Die CDU will damit verhindern, dass viele Menschen unkontrolliert nach Deutschland einreisen können. Die Sache ist aber: Jemand, der an die deutsche Grenze komme und sagt 'Ich bin schutzbedürftig', den dürfe man nicht ohne Prüfverfahren zurückweisen, sagt Anna Lübbe. "Das sind Werte, die wir nicht aufgeben dürfen", meint sie. "Die Grenze "zuzumachen" sei schon alleine deswegen nicht möglich, weil Deutschland nicht genug Polizeikräfte dafür hätte und auch keine Grenzbefestigungen, so Jochen Oltmer. Und die deutsche Gesellschaft würde sich die Frage stellen müssen: Wie weit will man gehen? Soll es Grenzzäune geben? Soll Gewalt angewandt werden?

5. Straffällig gewordene Asylbewerber sollen leichter ausgewiesen werden. Laut Papier "sofort" ab einer Strafe von 90 Tagessätzen, bei Gewalt gegen Polizisten oder Sexualstraftaten.
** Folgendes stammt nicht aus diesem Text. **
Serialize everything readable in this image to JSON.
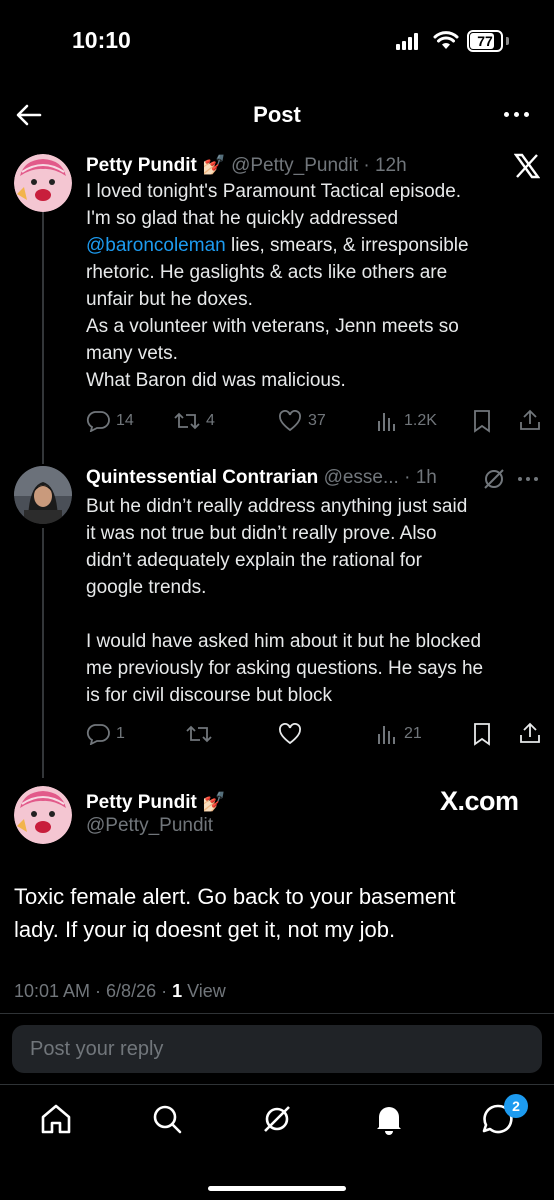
{
  "status_bar": {
    "time": "10:10",
    "battery_level": "77"
  },
  "header": {
    "title": "Post",
    "back_icon": "arrow-left-icon",
    "more_icon": "more-dots-icon"
  },
  "thread": [
    {
      "name": "Petty Pundit",
      "name_emoji": "💅🏻",
      "handle_time": "@Petty_Pundit · 12h",
      "source_icon": "x-logo-icon",
      "lines": [
        "I loved tonight's Paramount Tactical episode.",
        "I'm so glad that he quickly addressed",
        "",
        "rhetoric. He gaslights & acts like others are",
        "unfair but he doxes.",
        "As a volunteer with veterans, Jenn meets so",
        "many vets.",
        "What Baron did was malicious."
      ],
      "mention": "@baroncoleman",
      "mention_rest": " lies, smears, & irresponsible",
      "replies": "14",
      "reposts": "4",
      "likes": "37",
      "views": "1.2K"
    },
    {
      "name": "Quintessential Contrarian",
      "handle_time": "@esse... · 1h",
      "source_icon": "grok-icon",
      "lines": [
        "But he didn’t really address anything just said",
        "it was not true but didn’t really prove. Also",
        "didn’t adequately explain the rational for",
        "google trends.",
        "",
        "I would have asked him about it but he blocked",
        "me previously for asking questions. He says he",
        "is for civil discourse but block"
      ],
      "replies": "1",
      "reposts": "",
      "likes": "",
      "views": "21"
    }
  ],
  "main_post": {
    "name": "Petty Pundit",
    "name_emoji": "💅🏻",
    "handle": "@Petty_Pundit",
    "source_label": "X.com",
    "text_line1": "Toxic female alert. Go back to your basement",
    "text_line2": "lady. If your iq doesnt get it, not my job.",
    "time_date": "10:01 AM · 6/8/26 · ",
    "view_count": "1",
    "view_label": " View"
  },
  "reply": {
    "placeholder": "Post your reply"
  },
  "tabbar": {
    "items": [
      "home-icon",
      "search-icon",
      "grok-icon",
      "notifications-icon",
      "messages-icon"
    ],
    "messages_badge": "2"
  },
  "colors": {
    "background": "#000000",
    "accent": "#1d9bf0",
    "muted": "#71767b",
    "text": "#e7e9ea"
  }
}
Die CDU will mit diesem Vorhaben ein Signal setzen: Wer in Deutschland ein Verbrechen begeht, hat sein Recht verspielt, im Land zu bleiben. 

Die Frage, die sich zuerst stellt, ist, wohin will man denn eigentlich ausweisen? Menschen, die in ihrem Heimatstaat unmenschlich behandelt werden, dürfe man nicht zurückschicken, sagt Anna Lübbe. "Wir dürften selbst einen Folterer nicht abschieben, falls ihm in seiner Heimat Folter drohen sollte." 

Die Genfer Flüchtlingskonvention besagt, dass asylberechtigte Menschen nur dann abgeschoben werden dürfen, wenn sie "aus schwerwiegenden Gründen" eine Gefahr darstellen. Fällt darunter zum Beispiel ein Sexualstrafdelikt? "Bei einem isolierten Sexualdelikt würde ich in der Tendenz sagen, nein", so Anuscheh Farahat, "eine Strafe von 90 Tagessätzen oder Gewalt gegen Polizisten reichen jedenfalls mit Sicherheit nicht aus".

Aus menschenrechtlicher Perspektive sei es nicht akzeptabel, einen kriminellen Asylsuchenden abzuschieben, dem im Heimatland Folter oder eine andere unmenschliche Behandlung drohe, sagen Lübbe und Farahat.

6. Die CDU fordert "wirksame Instrumente", um "Integrationsverweigerern" Leistungen zu kürzen.

Anuscheh Farahat, Völkerrechtlerin
Anuscheh Farahat ist Professorin für Öffentliches Recht, Migrationsrecht und MenschenrechteBild: Maurice Weiß/MPIL

Natürlich könne man Sozialleistungen an bestimmte Mitwirkungspflichten knüpfen, sagt Anuscheh Farahat. "Das gilt für Deutsche und für Zuwanderer." Aber: Jede Leistungskürzung müsse zumindest berücksichtigen, dass das Existenzminimum weiterhin gewährleistet sei. In welchem Umfang hier Kürzungen zulässig seien, habe das Bundesverfassungsgericht noch nicht abschließend entschieden, so Farahat. 

Jochen Oltmer stellt außerdem infrage, inwiefern es sinnvoll ist, überhaupt Leistungen zu kürzen. Damit stelle man Menschen nur noch mehr an den Rand, die dann gar nicht mehr in der Lage seien, in irgendeiner Weise Kontakt mit Deutschen zu knüpfen. Die CDU dagegen sagt, dass sie mit Leistungskürzungen das Prinzip "Fördern und Fordern" umsetzen will.